Slur song. Steel pipe dragged across pavement
clicking a two-beat count. Heart
stopper. Gag chant. Flesh rattled dance. Cigarette stomp
straight to the teeth. You say one thing and I hear
the moon shudder, bone whistle
and shrink. I imagine your laughter
stunning a bird, tilting a window frame, locking
a hundred mouth-sized doors. Mama, I’m waiting
for the right time to tell you
an unconvincing reason to love me. I expect
you will summon a tender disbelief. A temple
of black-haired yellow boys calling me
back to the table, calling me brother, holding my face
against a hand-polished mirror
like they own me. I don’t know what I expect.

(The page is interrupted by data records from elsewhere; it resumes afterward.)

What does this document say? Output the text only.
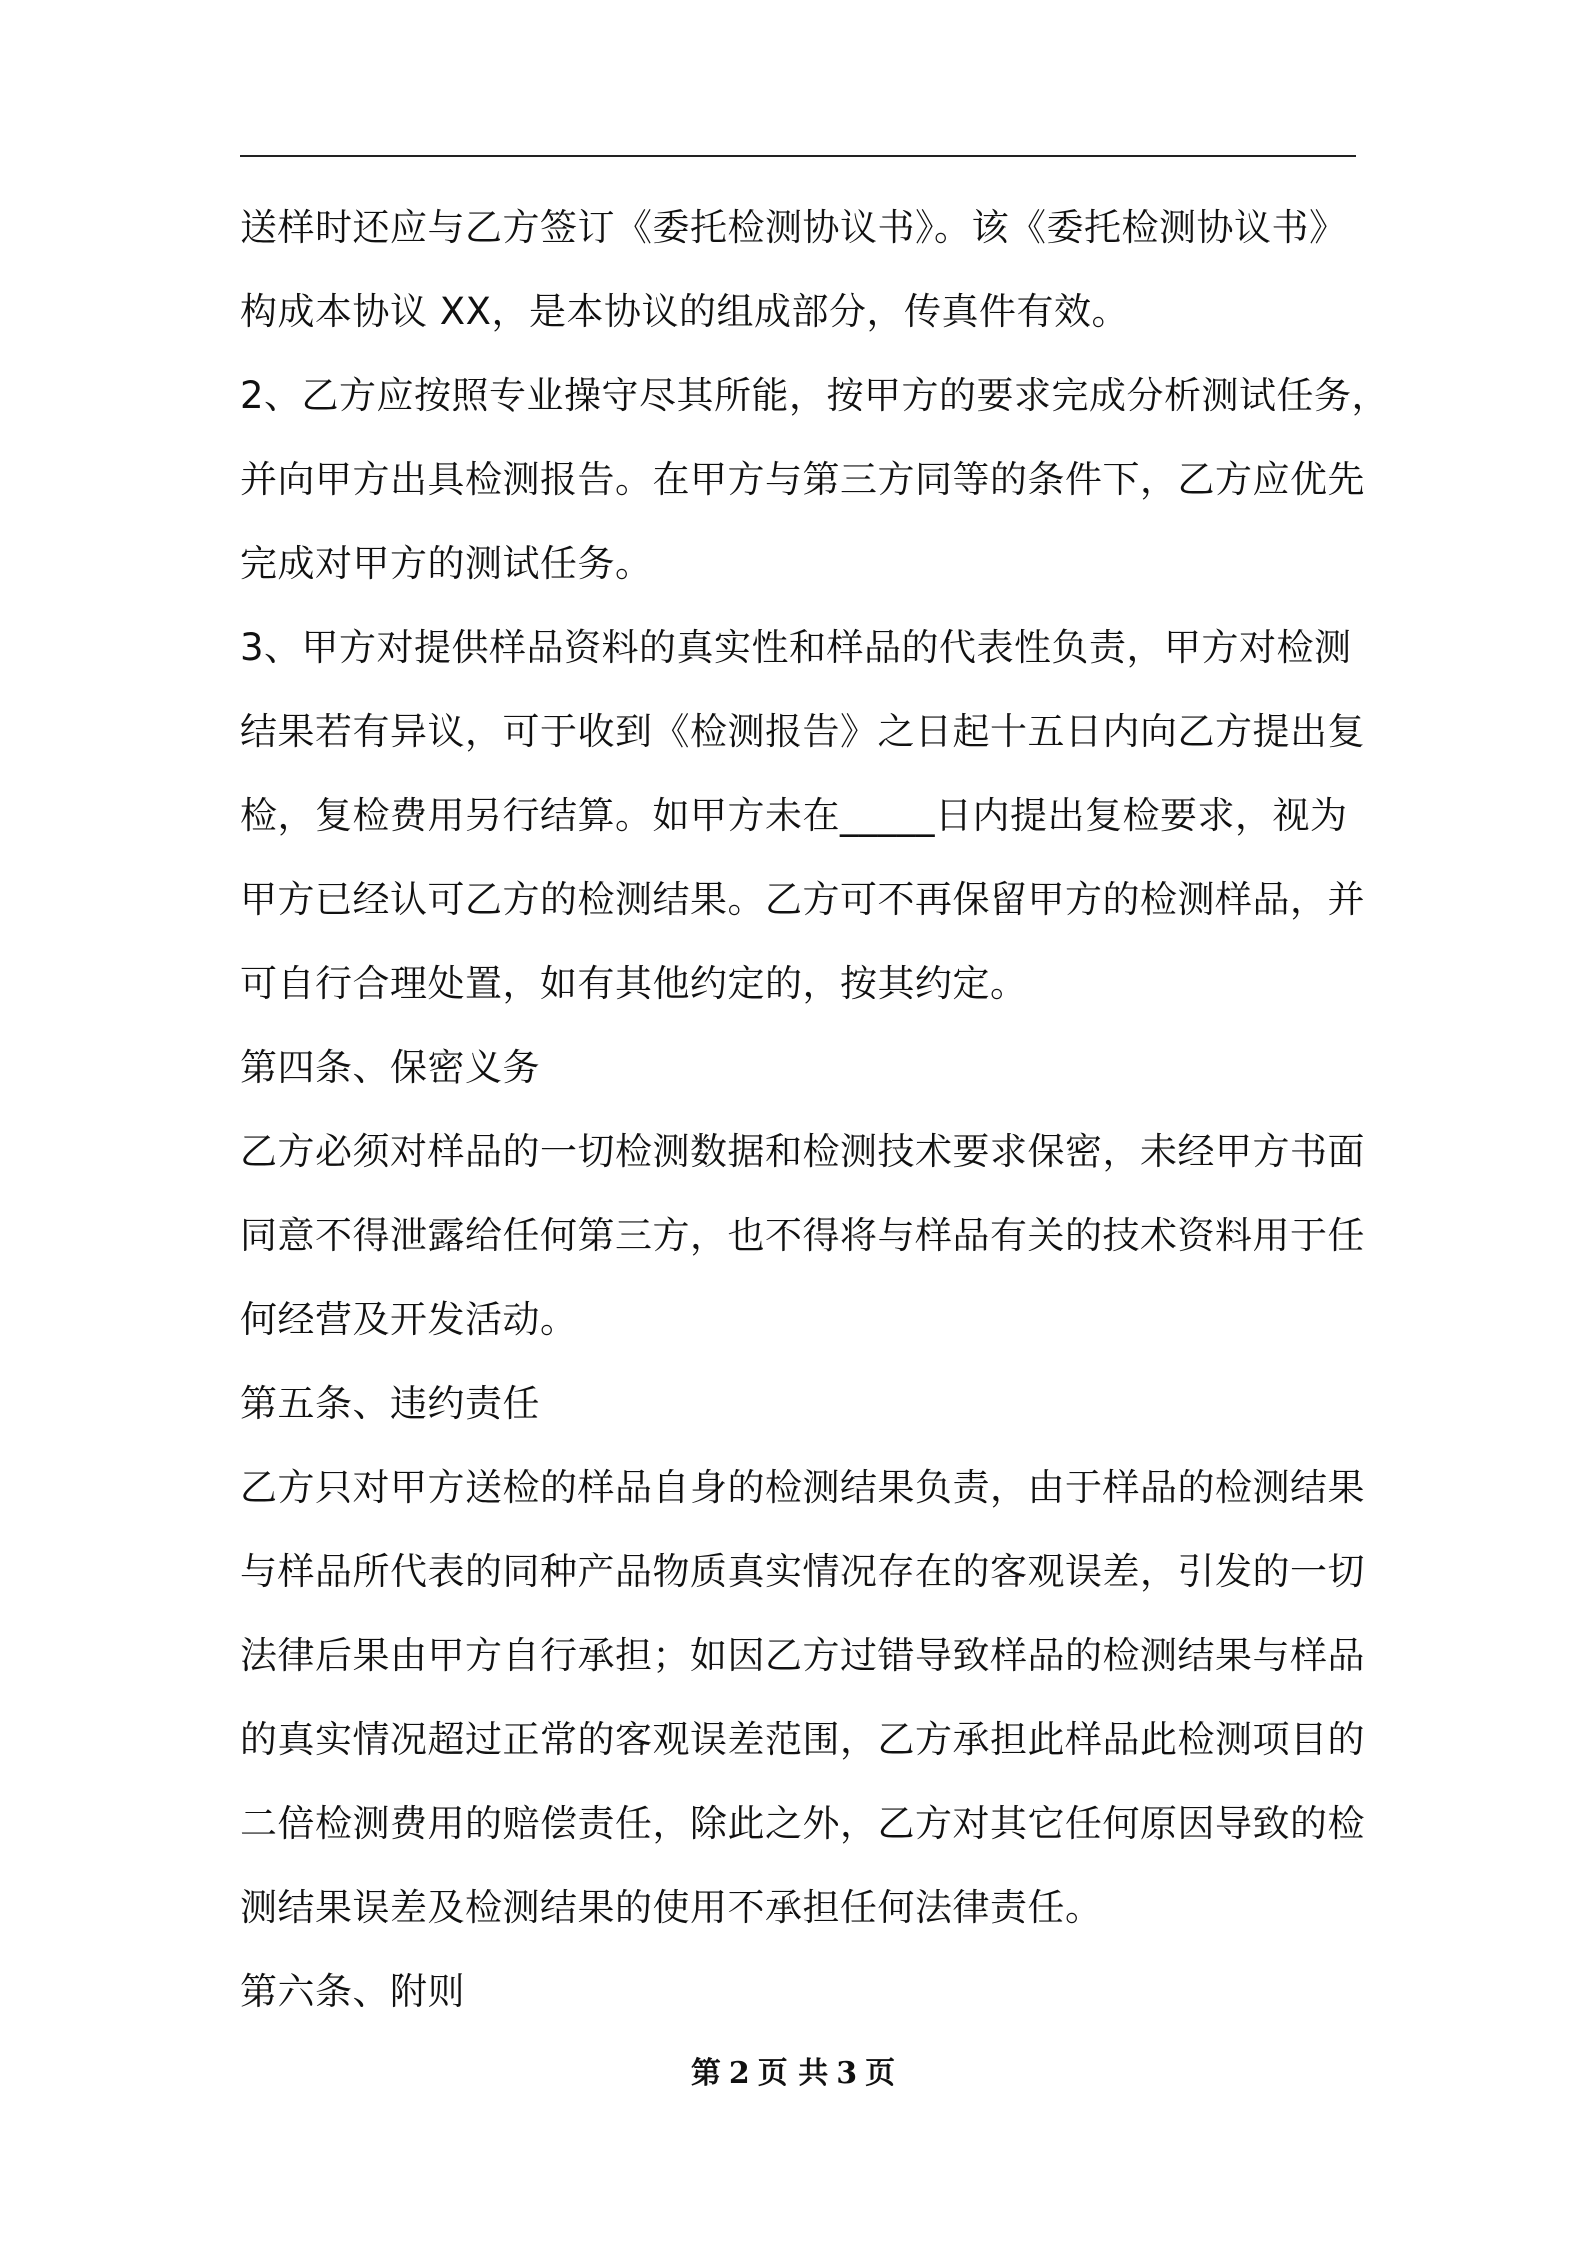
送样时还应与乙方签订《委托检测协议书》。该《委托检测协议书》
构成本协议 XX，是本协议的组成部分，传真件有效。
2、乙方应按照专业操守尽其所能，按甲方的要求完成分析测试任务，
并向甲方出具检测报告。在甲方与第三方同等的条件下，乙方应优先
完成对甲方的测试任务。
3、甲方对提供样品资料的真实性和样品的代表性负责，甲方对检测
结果若有异议，可于收到《检测报告》之日起十五日内向乙方提出复
检，复检费用另行结算。如甲方未在_____日内提出复检要求，视为
甲方已经认可乙方的检测结果。乙方可不再保留甲方的检测样品，并
可自行合理处置，如有其他约定的，按其约定。
第四条、保密义务
乙方必须对样品的一切检测数据和检测技术要求保密，未经甲方书面
同意不得泄露给任何第三方，也不得将与样品有关的技术资料用于任
何经营及开发活动。
第五条、违约责任
乙方只对甲方送检的样品自身的检测结果负责，由于样品的检测结果
与样品所代表的同种产品物质真实情况存在的客观误差，引发的一切
法律后果由甲方自行承担；如因乙方过错导致样品的检测结果与样品
的真实情况超过正常的客观误差范围，乙方承担此样品此检测项目的
二倍检测费用的赔偿责任，除此之外，乙方对其它任何原因导致的检
测结果误差及检测结果的使用不承担任何法律责任。
第六条、附则
第 2 页 共 3 页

I see how you cherish cleanliness, the so many boxes
full of discarded clothes, toys, old shells. Mama,
I’m silk. I’m thin as canvass. I’m so impressionable.

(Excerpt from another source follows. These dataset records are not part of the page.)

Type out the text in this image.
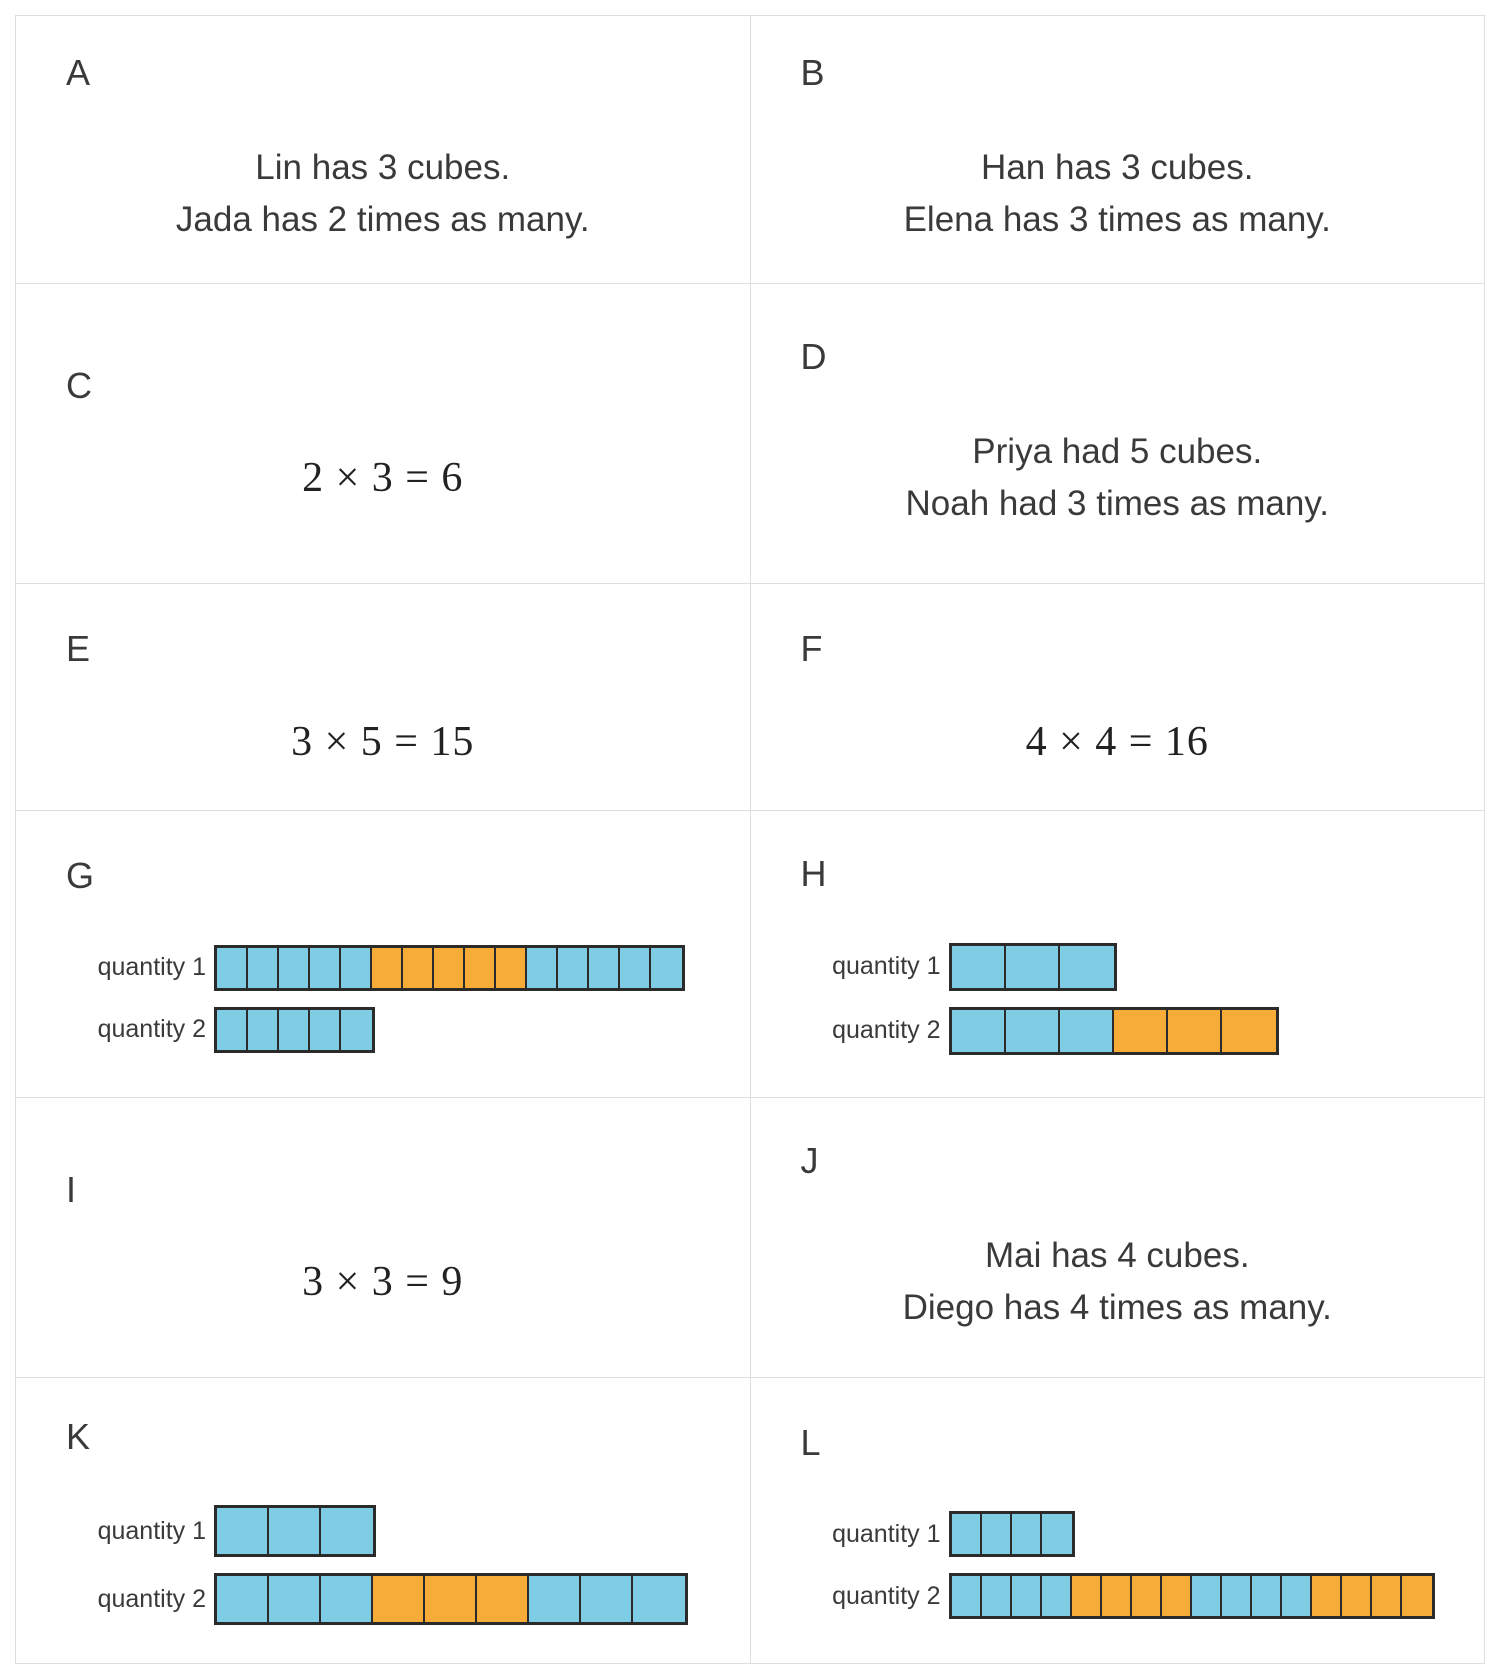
A

Lin has 3 cubes.

Jada has 2 times as many.

B

Han has 3 cubes.

Elena has 3 times as many.

C
2 × 3 = 6
D

Priya had 5 cubes.

Noah had 3 times as many.

E
3 × 5 = 15
F
4 × 4 = 16
G
quantity 1
quantity 2
H
quantity 1
quantity 2
I
3 × 3 = 9
J

Mai has 4 cubes.

Diego has 4 times as many.

K
quantity 1
quantity 2
L
quantity 1
quantity 2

I’m crawling out of safekeeping
into an unforeseen fragility. Of course I remember
how you warned me. I surrendered many hesitations
before arriving at this wisdom. Pretty as you are, mama.
Tell me what you can about shuttered windows.
Unspool our earliest memories of warmth and we could
share a haunted gentleness. This unsuitable
disposition of knowing too much. Yes, I should be
thankful. I should count my blessings
while they last. I know they won’t.
Mama, the thought of you
knowing is the most faithful monster.